This study of the impact of entrepreneurship training and mentoring in Uganda evaluates a program which aims to help women entrepreneurs develop the skills they need to run thriving businesses. In addition to testing the overall impact of the program on participating entrepreneurs and the businesses with whom they compete or collaborate, the study will demonstrate the relative cost-effectiveness of intensive, personalized training versus a less intensive, standardized approach. The program will be advertised to female business owners in urban Central Uganda. As the training is expected to be oversubscribed, entrepreneurs who meet basic eligibility criteria will be randomly assigned to receive high-intensity personalized training, low-intensity standardized training, or no training (the comparison group). The randomized design allows systematic differences in outcomes to be attributed to differences between the treatment and control groups, and thus allow researchers to learn more about the impact of business skills training on profits, business size, and other outcomes for female entrepreneurs.

Policy Issue 

Small and medium enterprises (SMEs) are often viewed as potential engines for innovation, employment, and social mobility, and promoted as vehicles for economic growth.  In many developing countries, SMEs make up a particularly large part of the economy, yet data suggest that very few grow into larger businesses. If SMEs have such growth potential, what prevents them from expanding?

Human capital constraints may be key, especially if having adequate managerial skills in place is a prerequisite for accessing other resources, such as financial services. Many “business development services” and “entrepreneurship training” programs target SMEs in developing countries, but there is almost no systematic evidence on the effectiveness of such programs.  This project evaluates a training and mentoring program in Uganda aimed at helping female entrepreneurs develop the skills they need to run thriving businesses. The objective of the evaluation is to measure the impact of an increase in “managerial human capital” on business outcomes for entrepreneurs who receive training, as well as the spillover impact of such an intervention on competing and collaborating businesses. It also compares the relative cost-effectiveness of skill transfer through a more personalized, time- and resource-intensive training approach, versus a standardized, less intensive one.

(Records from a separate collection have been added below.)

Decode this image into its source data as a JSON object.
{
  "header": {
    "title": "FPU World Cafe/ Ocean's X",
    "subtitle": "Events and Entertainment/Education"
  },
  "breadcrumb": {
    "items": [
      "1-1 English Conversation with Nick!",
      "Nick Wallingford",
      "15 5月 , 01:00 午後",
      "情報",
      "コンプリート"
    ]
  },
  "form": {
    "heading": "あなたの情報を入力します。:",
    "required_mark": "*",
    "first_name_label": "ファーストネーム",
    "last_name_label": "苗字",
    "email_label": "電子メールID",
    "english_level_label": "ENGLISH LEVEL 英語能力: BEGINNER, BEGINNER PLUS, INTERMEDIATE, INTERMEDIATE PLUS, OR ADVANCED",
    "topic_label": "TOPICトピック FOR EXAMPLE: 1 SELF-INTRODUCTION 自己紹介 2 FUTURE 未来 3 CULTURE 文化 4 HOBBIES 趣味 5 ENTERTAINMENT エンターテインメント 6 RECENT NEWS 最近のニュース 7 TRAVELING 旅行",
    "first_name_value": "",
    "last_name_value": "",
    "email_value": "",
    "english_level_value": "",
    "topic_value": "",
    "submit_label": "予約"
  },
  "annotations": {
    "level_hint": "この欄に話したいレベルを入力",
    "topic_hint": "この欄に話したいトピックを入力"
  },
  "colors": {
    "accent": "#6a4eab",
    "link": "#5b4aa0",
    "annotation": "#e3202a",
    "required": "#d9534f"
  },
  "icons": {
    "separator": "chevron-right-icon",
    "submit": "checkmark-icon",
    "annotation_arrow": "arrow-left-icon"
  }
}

Context of the Evaluation 

TechnoServe, an international non-profit business development organization, implements a business training program called Women Mean Business (WMB) in four cities in Central Uganda—Kampala, Entebbe, Jinja and Mukono. Since 2008, almost 600 women have received business skills training through the WMB program. A market survey of SMEs in these four cities, conducted by IPA, revealed that approximately 54% of all businesses interviewed were owned or managed by women.  However, owners of small businesses – and especially female entrepreneurs – may lack management skills and information about how to access financial services and other resources, limiting their ability to improve and grow their businesses. For example, although women own nearly 40% of businesses with registered premises, they obtain only 9% of all credit disbursed.1 The WMB program aims to provide female entrepreneurs with tools and training to better manage and grow their businesses.

Details of the Intervention 

Eligible entrepreneurs will be randomly assigned to one of three groups: In Depth training, Light Touch training, or a comparison group. Program activities for both tracks will take place over the course of a year, and will be implemented by TechnoServe staff or outside consultants and mentors trained and supervised by TechnoServe.

In the first year of the program, Light Touch track participants attend classroom training sessions on topics such as financial management, sales/marketing, customer relations and human resource management. Each topic will be covered in a two-day training session, with one session each month. Participants will also be placed in sector working groups (e.g. manufacturing, retail, services), which will meet for additional, targeted training lessons and field activities. In the second year of the program, refresher training sessions will be held to provide more clarity on the topics and address any specific issues faced by the participating businesses. Finally, Light Touch participants will receive individual visits from a TechnoServe counselor to discuss any business-specific challenges they face.

Women in the In Depth track will receive all of the services offered to the Light Touch group, and in addition, will be matched with student coaches selected from local business schools. These coaches will work with the women for eight weeks in the first year of the program to develop a five year business plan. In the second year, the women will be matched one-on-one with mentors, who they will work with over three months to implement the business plan and adopt the lessons from the various training activities. 

Before the start of the WMB program, a baseline survey will gather information on each business's operations, products and sales, employment, and finances, as well as background information on the owner/manager. Eight to twelve rolling follow-ups surveys will be conducted over the course of two years to gather data on business performance during and after the one-year WMB training program. A final endline survey will be conducted two years after the baseline survey and one year after the WMB program ends.

Results and Policy Lessons 

Results forthcoming.

Sources

Ellis, Amanda, Claire Manuel, and C. Mark Blackden, “ Gender and Economic Growth in Uganda: Unleashing the Power of Women,” Directions in Development 2006.